Domain redirect (301 vs 302)
Two HTTP status codes for redirects. 301 means 'permanent, update your bookmarks'; 302 means 'temporary, keep coming to the original'. The choice affects SEO.
301 and 302 are both HTTP redirect status codes. The difference is the meaning, and that meaning changes how browsers, search engines, and caches behave.
301 — Moved Permanently
"This URL is gone forever. Use the new one from now on."
- Browsers cache the redirect indefinitely. Next visit to the old URL goes straight to the new one without a request.
- Search engines transfer SEO authority from the old URL to the new one.
- Use for: domain migrations, restructuring URLs, killing a deprecated page.

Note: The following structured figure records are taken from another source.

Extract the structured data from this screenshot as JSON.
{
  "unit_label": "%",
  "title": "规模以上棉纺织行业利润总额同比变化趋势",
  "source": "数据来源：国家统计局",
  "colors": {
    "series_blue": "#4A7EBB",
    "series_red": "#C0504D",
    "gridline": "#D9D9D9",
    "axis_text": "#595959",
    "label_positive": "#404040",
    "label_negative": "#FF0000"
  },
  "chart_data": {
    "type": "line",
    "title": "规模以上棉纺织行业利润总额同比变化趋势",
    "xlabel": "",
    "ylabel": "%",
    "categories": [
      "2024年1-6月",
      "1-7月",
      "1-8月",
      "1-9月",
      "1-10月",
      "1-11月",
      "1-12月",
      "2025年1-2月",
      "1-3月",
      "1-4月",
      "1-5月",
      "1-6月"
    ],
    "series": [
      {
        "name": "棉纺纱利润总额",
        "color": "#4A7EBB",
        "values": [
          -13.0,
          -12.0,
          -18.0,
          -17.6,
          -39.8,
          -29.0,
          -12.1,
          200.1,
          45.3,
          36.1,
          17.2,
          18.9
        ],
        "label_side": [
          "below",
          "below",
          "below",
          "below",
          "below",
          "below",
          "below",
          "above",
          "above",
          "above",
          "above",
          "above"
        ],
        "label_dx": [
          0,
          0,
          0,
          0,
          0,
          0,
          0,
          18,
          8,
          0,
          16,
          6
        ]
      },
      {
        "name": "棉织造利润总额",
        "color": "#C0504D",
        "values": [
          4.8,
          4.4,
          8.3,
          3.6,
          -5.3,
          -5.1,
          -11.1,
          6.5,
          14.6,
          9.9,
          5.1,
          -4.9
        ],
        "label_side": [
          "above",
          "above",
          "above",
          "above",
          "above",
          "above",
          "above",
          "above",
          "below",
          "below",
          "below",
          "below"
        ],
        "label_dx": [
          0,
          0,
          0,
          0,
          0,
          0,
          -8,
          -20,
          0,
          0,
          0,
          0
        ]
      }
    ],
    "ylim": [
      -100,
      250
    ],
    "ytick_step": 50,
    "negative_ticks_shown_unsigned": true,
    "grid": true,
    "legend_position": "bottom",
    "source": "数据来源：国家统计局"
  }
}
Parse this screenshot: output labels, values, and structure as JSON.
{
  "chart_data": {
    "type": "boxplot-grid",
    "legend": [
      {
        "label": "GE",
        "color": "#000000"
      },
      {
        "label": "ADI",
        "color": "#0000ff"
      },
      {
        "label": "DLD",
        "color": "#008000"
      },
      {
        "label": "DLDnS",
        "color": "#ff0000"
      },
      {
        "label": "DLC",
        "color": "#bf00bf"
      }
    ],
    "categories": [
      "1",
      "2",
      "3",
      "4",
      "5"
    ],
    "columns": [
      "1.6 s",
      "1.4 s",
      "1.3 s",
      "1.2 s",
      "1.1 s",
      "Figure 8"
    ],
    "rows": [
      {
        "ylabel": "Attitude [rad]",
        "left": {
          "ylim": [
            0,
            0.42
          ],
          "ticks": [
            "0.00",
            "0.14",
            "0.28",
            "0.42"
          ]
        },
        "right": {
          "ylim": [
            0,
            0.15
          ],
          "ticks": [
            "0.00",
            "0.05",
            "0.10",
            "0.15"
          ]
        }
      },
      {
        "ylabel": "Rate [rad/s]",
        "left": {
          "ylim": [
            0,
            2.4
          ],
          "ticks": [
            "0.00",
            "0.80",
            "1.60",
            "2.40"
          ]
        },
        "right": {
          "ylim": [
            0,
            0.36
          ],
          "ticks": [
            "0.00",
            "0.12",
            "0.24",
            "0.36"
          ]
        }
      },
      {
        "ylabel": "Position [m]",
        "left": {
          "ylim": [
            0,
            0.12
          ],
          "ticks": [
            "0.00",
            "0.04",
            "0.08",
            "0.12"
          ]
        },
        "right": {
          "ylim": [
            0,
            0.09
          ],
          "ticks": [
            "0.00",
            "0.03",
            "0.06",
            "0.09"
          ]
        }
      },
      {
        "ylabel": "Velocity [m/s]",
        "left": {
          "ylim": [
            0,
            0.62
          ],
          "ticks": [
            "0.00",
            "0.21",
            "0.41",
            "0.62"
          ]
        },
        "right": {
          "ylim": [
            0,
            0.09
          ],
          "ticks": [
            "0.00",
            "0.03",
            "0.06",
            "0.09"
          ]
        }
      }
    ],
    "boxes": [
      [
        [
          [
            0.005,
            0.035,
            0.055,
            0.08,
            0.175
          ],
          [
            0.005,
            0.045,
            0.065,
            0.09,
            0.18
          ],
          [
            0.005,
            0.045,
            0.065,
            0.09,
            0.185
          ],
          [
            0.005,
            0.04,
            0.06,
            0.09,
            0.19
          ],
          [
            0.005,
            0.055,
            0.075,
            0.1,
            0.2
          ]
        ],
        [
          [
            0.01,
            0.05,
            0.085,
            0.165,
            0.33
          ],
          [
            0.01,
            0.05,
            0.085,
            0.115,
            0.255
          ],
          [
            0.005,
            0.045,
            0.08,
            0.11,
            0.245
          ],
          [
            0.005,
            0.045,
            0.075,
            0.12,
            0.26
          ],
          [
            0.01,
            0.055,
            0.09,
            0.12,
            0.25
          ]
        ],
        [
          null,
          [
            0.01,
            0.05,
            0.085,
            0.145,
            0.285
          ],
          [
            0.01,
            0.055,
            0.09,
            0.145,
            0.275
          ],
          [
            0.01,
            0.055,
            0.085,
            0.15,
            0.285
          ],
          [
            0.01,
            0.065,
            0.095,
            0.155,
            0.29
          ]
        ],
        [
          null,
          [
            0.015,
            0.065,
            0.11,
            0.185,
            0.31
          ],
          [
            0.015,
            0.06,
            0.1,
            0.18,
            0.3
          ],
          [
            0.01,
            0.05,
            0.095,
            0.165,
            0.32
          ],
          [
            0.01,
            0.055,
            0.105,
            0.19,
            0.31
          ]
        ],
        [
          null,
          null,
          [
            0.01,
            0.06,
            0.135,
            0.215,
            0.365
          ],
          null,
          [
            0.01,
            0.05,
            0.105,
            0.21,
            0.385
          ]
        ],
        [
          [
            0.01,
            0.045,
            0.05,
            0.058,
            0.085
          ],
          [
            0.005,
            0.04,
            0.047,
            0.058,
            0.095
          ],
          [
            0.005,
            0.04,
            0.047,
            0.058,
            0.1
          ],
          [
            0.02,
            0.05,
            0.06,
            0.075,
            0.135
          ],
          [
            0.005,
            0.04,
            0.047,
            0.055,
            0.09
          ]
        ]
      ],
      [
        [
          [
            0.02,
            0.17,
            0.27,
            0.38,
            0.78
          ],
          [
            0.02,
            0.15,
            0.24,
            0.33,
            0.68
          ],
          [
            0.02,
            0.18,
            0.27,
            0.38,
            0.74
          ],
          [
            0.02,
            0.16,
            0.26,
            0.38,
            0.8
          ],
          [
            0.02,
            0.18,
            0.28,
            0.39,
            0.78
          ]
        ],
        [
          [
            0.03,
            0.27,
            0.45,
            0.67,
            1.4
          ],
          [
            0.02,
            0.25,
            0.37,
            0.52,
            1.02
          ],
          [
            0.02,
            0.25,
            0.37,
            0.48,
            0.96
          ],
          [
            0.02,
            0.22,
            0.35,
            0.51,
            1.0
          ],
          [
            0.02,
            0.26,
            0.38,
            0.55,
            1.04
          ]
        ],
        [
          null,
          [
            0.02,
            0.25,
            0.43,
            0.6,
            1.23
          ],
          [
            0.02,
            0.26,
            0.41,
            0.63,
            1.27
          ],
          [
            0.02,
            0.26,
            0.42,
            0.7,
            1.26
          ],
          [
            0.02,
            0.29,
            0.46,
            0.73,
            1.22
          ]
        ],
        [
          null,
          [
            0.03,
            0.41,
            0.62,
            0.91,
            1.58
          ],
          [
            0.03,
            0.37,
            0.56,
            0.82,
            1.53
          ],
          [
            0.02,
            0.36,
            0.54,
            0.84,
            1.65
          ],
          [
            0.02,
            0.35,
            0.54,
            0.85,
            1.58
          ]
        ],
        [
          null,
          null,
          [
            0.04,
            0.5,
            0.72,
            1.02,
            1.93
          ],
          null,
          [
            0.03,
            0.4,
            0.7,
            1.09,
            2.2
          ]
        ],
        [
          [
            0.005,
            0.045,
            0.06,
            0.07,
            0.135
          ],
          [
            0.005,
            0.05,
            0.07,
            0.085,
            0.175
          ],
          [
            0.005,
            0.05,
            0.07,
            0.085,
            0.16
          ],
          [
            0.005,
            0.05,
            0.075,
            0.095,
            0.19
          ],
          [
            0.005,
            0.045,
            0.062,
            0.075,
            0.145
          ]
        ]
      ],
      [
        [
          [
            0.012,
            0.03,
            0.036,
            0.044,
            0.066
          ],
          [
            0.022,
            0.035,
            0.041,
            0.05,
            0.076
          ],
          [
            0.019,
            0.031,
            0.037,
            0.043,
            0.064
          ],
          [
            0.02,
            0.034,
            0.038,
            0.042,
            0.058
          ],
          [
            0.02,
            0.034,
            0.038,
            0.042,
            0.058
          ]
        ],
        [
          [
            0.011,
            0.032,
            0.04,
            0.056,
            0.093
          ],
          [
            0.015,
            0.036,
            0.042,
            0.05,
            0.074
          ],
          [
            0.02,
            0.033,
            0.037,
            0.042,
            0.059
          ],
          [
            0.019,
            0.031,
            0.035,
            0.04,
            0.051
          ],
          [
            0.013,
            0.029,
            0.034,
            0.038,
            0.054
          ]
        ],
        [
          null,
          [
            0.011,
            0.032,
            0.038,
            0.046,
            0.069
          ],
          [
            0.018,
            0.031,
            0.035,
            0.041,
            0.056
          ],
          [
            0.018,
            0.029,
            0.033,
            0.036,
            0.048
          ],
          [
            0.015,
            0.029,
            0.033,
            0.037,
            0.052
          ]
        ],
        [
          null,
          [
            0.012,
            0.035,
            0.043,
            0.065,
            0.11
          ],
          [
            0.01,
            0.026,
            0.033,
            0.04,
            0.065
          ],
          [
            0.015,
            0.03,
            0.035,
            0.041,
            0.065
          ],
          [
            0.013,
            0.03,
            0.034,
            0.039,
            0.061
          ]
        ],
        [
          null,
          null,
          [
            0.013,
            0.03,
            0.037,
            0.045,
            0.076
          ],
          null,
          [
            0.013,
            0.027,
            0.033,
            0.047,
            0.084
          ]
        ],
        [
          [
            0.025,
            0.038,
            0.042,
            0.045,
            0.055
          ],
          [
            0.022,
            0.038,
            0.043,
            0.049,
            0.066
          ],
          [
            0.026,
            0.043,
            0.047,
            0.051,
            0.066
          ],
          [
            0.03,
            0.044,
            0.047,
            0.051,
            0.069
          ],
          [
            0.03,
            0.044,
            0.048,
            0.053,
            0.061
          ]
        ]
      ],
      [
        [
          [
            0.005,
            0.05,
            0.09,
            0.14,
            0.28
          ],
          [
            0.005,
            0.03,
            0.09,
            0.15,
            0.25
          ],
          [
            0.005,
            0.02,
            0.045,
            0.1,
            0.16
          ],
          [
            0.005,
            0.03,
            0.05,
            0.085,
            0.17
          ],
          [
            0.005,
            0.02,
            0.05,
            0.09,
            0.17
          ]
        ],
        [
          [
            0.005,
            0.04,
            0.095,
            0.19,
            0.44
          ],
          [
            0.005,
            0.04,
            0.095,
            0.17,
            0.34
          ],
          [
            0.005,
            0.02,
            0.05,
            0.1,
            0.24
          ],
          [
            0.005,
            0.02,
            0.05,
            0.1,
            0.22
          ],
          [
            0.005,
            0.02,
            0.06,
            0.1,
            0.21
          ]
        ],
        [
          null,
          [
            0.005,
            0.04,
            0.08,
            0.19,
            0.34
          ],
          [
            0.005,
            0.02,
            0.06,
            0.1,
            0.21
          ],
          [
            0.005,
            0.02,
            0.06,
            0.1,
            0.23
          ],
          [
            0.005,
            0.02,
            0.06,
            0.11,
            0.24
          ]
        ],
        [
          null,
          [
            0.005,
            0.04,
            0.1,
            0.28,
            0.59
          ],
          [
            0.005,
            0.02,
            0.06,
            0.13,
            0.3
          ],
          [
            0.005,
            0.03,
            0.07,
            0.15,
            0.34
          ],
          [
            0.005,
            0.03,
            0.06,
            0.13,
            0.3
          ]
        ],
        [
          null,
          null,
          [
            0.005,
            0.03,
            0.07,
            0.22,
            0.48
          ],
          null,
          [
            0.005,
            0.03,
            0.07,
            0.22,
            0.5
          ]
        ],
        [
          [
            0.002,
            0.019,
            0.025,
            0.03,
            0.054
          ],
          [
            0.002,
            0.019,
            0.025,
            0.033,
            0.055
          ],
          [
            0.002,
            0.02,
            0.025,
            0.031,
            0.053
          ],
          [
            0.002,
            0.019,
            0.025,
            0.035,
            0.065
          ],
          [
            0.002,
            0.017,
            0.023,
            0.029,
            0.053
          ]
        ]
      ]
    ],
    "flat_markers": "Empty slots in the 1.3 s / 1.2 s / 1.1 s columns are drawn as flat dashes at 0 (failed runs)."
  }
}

302 — Found (Moved Temporarily)
"This URL is busy right now. Come back later."
- Browsers don't cache. Every visit re-checks the original URL.
- Search engines keep the original URL in their index.
- Use for: A/B tests, login flows that route users somewhere temporarily, scheduled maintenance pages.
The mistake to avoid
Don't 302 a permanent move. If you redirect acme.com to new-acme.com with 302 thinking "it's temporary while we set things up," search engines never update their index. Six months later you're still serving from the old domain in their results.
Conversely, don't 301 a temporary redirect. If a user is mid-checkout and you 301 them to a "session expired" page, their browser will keep doing that on every revisit until they clear cache.
What to use in practice
Default to 301 for anything you don't plan to undo. Default to 302 (or 307) for anything tied to user state. When in doubt, 307 (Temporary Redirect) is a safer 302 because it preserves the HTTP method (POST stays POST).